More than 600 Cambodian students will be participating in the final round of this year’s World Mathematics Invitational (WMI) competition in Kuala Lumpur, Malaysia, where they will square off against youngsters from dozens of other countries.

The 627 local students that will be joining the prestigious event come from 50 public and private schools across the country, says WMI coordinator Hong Seangbong. They were selected from a pool of 1,400 candidates after coming out on top during the preliminary round.

Seangbong, who works with Global Education Network Cambodia and Western International School, says Cambodians tend to perform well in the math contest.

“The first time we joined the competition was in 2018 in Seoul, South Korea. We brought 55 students and 21 of them won in different categories,” he says.

Last year, 100 students were sent to Fukuoka, Japan, for the contest, with 50 of them receiving awards in different categories, Seangbong told The Post.

This will be the third year Cambodia partakes in the event, which will be held in Kuala Lumpur in July.

“Global Education Network Cambodia is now providing intensive math tutoring to the students that will join the final round. They are being coached by professional math teachers from the Ministry of Education, Youth and Sport,” he says.

Western International School director Te Laurent says he has always strived to instill a love for mathematics in young students. Seeing young pupils interacting with other math whizzes from around the world in the previous contests was a moment of “great pride”, he says.

“We won the Star of the World twice. In 2018 in South Korea, one of our grade-6 students won the award. In 2019, our student, Narith Kanharath, took the title home. She outperformed more than a thousand competitors from 23 countries around the world,” Laurent says.

Last year, 100 students were sent to Fukuoka, Japan, for the contest, with 50 of them receiving awards in different categories. Photo supplied

Competitions like WMI can be very positive for Cambodian students, helping them broaden their worldview and exposing them to new cultures, he says.

WMI was founded by Taiwan and now counts 23 member states. Every year, the competition is held in a different country. “One day, it will be Cambodia’s turn,” he says.

Western International School holds the preliminary round. Every year, the school organises a math competition and successful participants are invited to represent the nation in WMI’s final found, Laurent explains.

“We’ll continue promoting and popularising mathematics in our country because, as educators, we know many Cambodian students have great potential. Even me – I am an outstanding math student.”

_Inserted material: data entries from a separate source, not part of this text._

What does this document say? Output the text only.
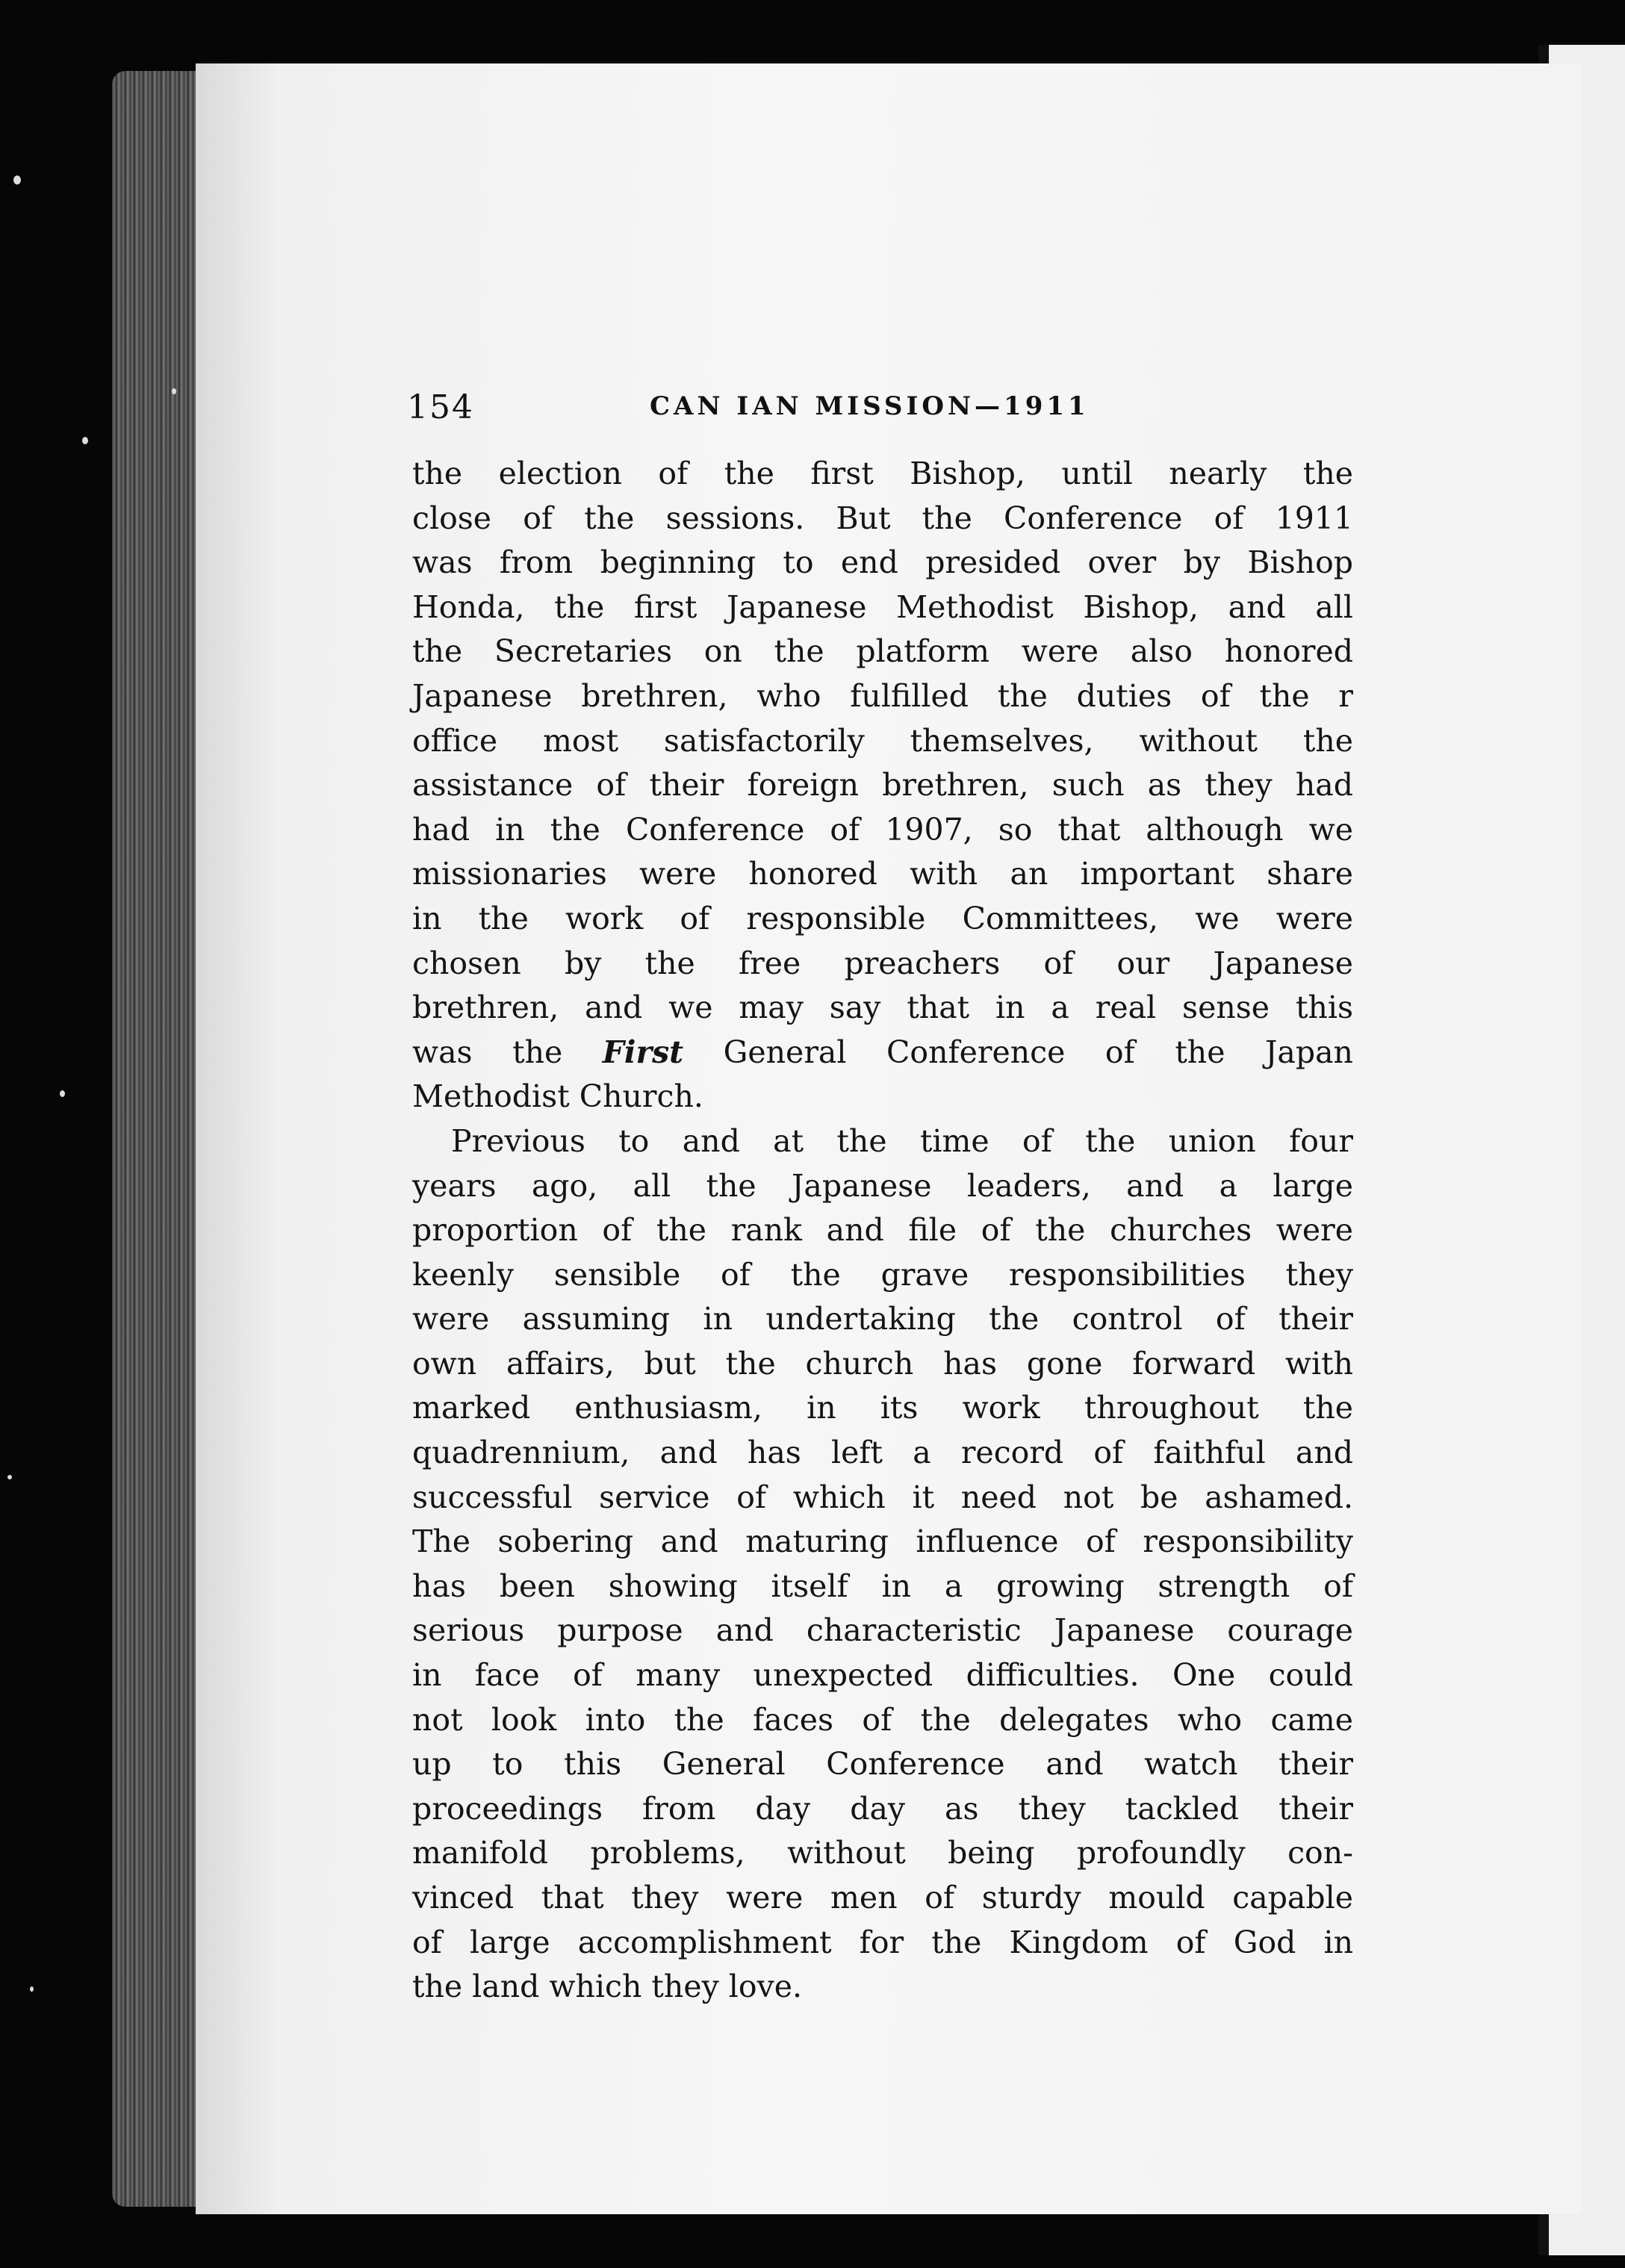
154	CAN IAN MISSION—1911
the election of the first Bishop, until nearly the
close of the sessions. But the Conference of 1911
was from beginning to end presided over by Bishop
Honda, the first Japanese Methodist Bishop, and all
the Secretaries on the platform were also honored
Japanese brethren, who fulfilled the duties of the r
office most satisfactorily themselves, without the
assistance of their foreign brethren, such as they had
had in the Conference of 1907, so that although we
missionaries were honored with an important share
in the work of responsible Committees, we were
chosen by the free preachers of our Japanese
brethren, and we may say that in a real sense this
was the First General Conference of the Japan
Methodist Church.
Previous to and at the time of the union four
years ago, all the Japanese leaders, and a large
proportion of the rank and file of the churches were
keenly sensible of the grave responsibilities they
were assuming in undertaking the control of their
own affairs, but the church has gone forward with
marked enthusiasm, in its work throughout the
quadrennium, and has left a record of faithful and
successful service of which it need not be ashamed.
The sobering and maturing influence of responsibility
has been showing itself in a growing strength of
serious purpose and characteristic Japanese courage
in face of many unexpected difficulties. One could
not look into the faces of the delegates who came
up to this General Conference and watch their
proceedings from day day as they tackled their
manifold problems, without being profoundly con-
vinced that they were men of sturdy mould capable
of large accomplishment for the Kingdom of God in
the land which they love.
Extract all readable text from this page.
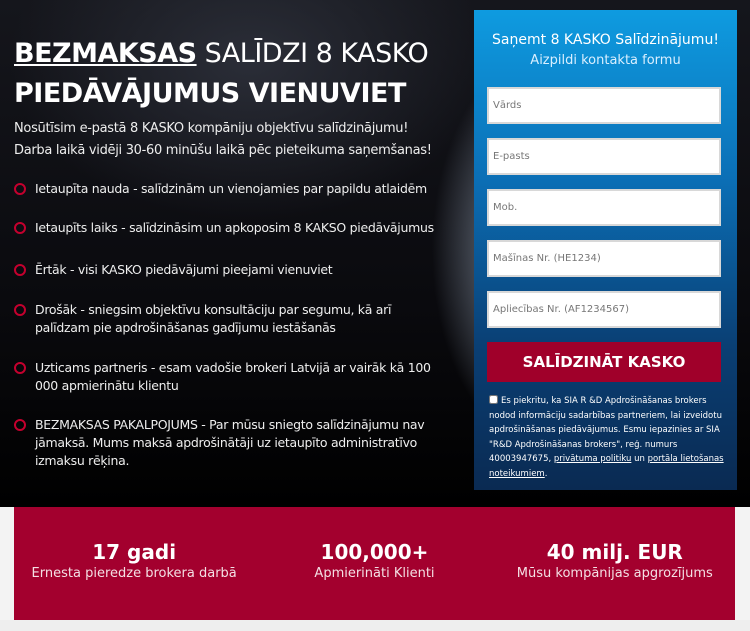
BEZMAKSAS SALĪDZI 8 KASKO
PIEDĀVĀJUMUS VIENUVIET
Nosūtīsim e-pastā 8 KASKO kompāniju objektīvu salīdzinājumu!
Darba laikā vidēji 30-60 minūšu laikā pēc pieteikuma saņemšanas!
Ietaupīta nauda - salīdzinām un vienojamies par papildu atlaidēm
Ietaupīts laiks - salīdzināsim un apkoposim 8 KAKSO piedāvājumus
Ērtāk - visi KASKO piedāvājumi pieejami vienuviet
Drošāk - sniegsim objektīvu konsultāciju par segumu, kā arī palīdzam pie apdrošināšanas gadījumu iestāšanās
Uzticams partneris - esam vadošie brokeri Latvijā ar vairāk kā 100 000 apmierinātu klientu
BEZMAKSAS PAKALPOJUMS - Par mūsu sniegto salīdzinājumu nav jāmaksā. Mums maksā apdrošinātāji uz ietaupīto administratīvo izmaksu rēķina.
Saņemt 8 KASKO Salīdzinājumu!
Aizpildi kontakta formu
Vārds
E-pasts
Mob.
Mašīnas Nr. (HE1234)
Apliecības Nr. (AF1234567)
SALĪDZINĀT KASKO
Es piekritu, ka SIA R &D Apdrošināšanas brokers nodod informāciju sadarbības partneriem, lai izveidotu apdrošināšanas piedāvājumus. Esmu iepazinies ar SIA "R&D Apdrošināšanas brokers", reģ. numurs 40003947675, privātuma politiku un portāla lietošanas noteikumiem.
17 gadi
Ernesta pieredze brokera darbā
100,000+
Apmierināti Klienti
40 milj. EUR
Mūsu kompānijas apgrozījums
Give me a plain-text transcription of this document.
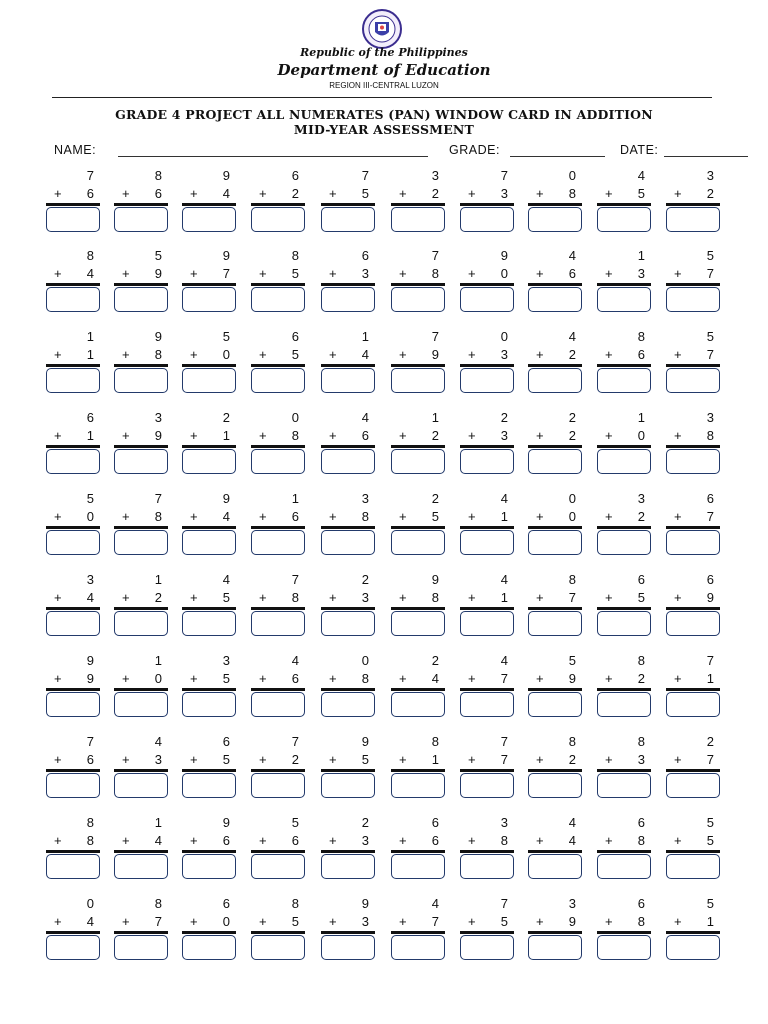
Republic of the Philippines
Department of Education
REGION III-CENTRAL LUZON
GRADE 4 PROJECT ALL NUMERATES (PAN) WINDOW CARD IN ADDITION
MID-YEAR ASSESSMENT
NAME:	GRADE:	DATE:
7
+ 6
8
+ 6
9
+ 4
6
+ 2
7
+ 5
3
+ 2
7
+ 3
0
+ 8
4
+ 5
3
+ 2
8
+ 4
5
+ 9
9
+ 7
8
+ 5
6
+ 3
7
+ 8
9
+ 0
4
+ 6
1
+ 3
5
+ 7
1
+ 1
9
+ 8
5
+ 0
6
+ 5
1
+ 4
7
+ 9
0
+ 3
4
+ 2
8
+ 6
5
+ 7
6
+ 1
3
+ 9
2
+ 1
0
+ 8
4
+ 6
1
+ 2
2
+ 3
2
+ 2
1
+ 0
3
+ 8
5
+ 0
7
+ 8
9
+ 4
1
+ 6
3
+ 8
2
+ 5
4
+ 1
0
+ 0
3
+ 2
6
+ 7
3
+ 4
1
+ 2
4
+ 5
7
+ 8
2
+ 3
9
+ 8
4
+ 1
8
+ 7
6
+ 5
6
+ 9
9
+ 9
1
+ 0
3
+ 5
4
+ 6
0
+ 8
2
+ 4
4
+ 7
5
+ 9
8
+ 2
7
+ 1
7
+ 6
4
+ 3
6
+ 5
7
+ 2
9
+ 5
8
+ 1
7
+ 7
8
+ 2
8
+ 3
2
+ 7
8
+ 8
1
+ 4
9
+ 6
5
+ 6
2
+ 3
6
+ 6
3
+ 8
4
+ 4
6
+ 8
5
+ 5
0
+ 4
8
+ 7
6
+ 0
8
+ 5
9
+ 3
4
+ 7
7
+ 5
3
+ 9
6
+ 8
5
+ 1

WMI 2019 winner Kanharath describes her experience as “exciting” and the result as “unexpected” as she never thought she had what it takes to bring the trophy home.

“I was competing against 1,400 students in last year’s final round. I was nervous, but I practiced a lot, and, with the help of my teachers, I was well-prepared for the competition,” the 17-year-old recalls.

“We all sat in a big hall and started to work on our math problems. There was no one there to help you – you could only rely on yourself,” Kanharath says.

She acknowledges that she decided to join the competition to test her skills.

“I wanted to see how far I could go. After successfully completing the preliminary round, I was curious to see what else I could do.”

Along the way, Kanharath received unconditional support from her parents and teachers, who had great faith in her skills.

Upon her return to the Kingdom, she was offered a scholarship at Western International School.

Last year, Narith Kanharath won the Star of the World award. She outperformed more than a thousand competitors from 23 countries around the world. Photo supplied

“We offered her a full scholarship for the next academic year [grade 12]. If she chooses to pursue a Bachelor’s degree at Western University, we will also offer her a scholarship as well,” says Laurent.

“Our policy is this: The more outstanding you are, the less you should pay for your education. Kanharath is an outstanding student, so she shouldn’t have to worry about tuition fees,” he says.

Laurent says more needs to be done to support students pursuing academic careers in Science, Technology, Engineering and Mathematics (STEM).

“Parents are suggesting that the Ministry of Education, Youth, and Sport supports this type of competition,” he says. For students that want to participate in WMI, the school covers a small percentage of the cost, but the rest needs to be shouldered by the student’s family, including airfare, food and accommodation.

“The parents would like some support from the education ministry to finance the cost of joining these competitions,” Laurent says.

Kanharath, who is now in her last year of high school, has a word of advice for fellow students.

“Please study hard and believe in yourself. Don’t be afraid to join competitions in whatever field you excel in. Join as many competitions as you can.”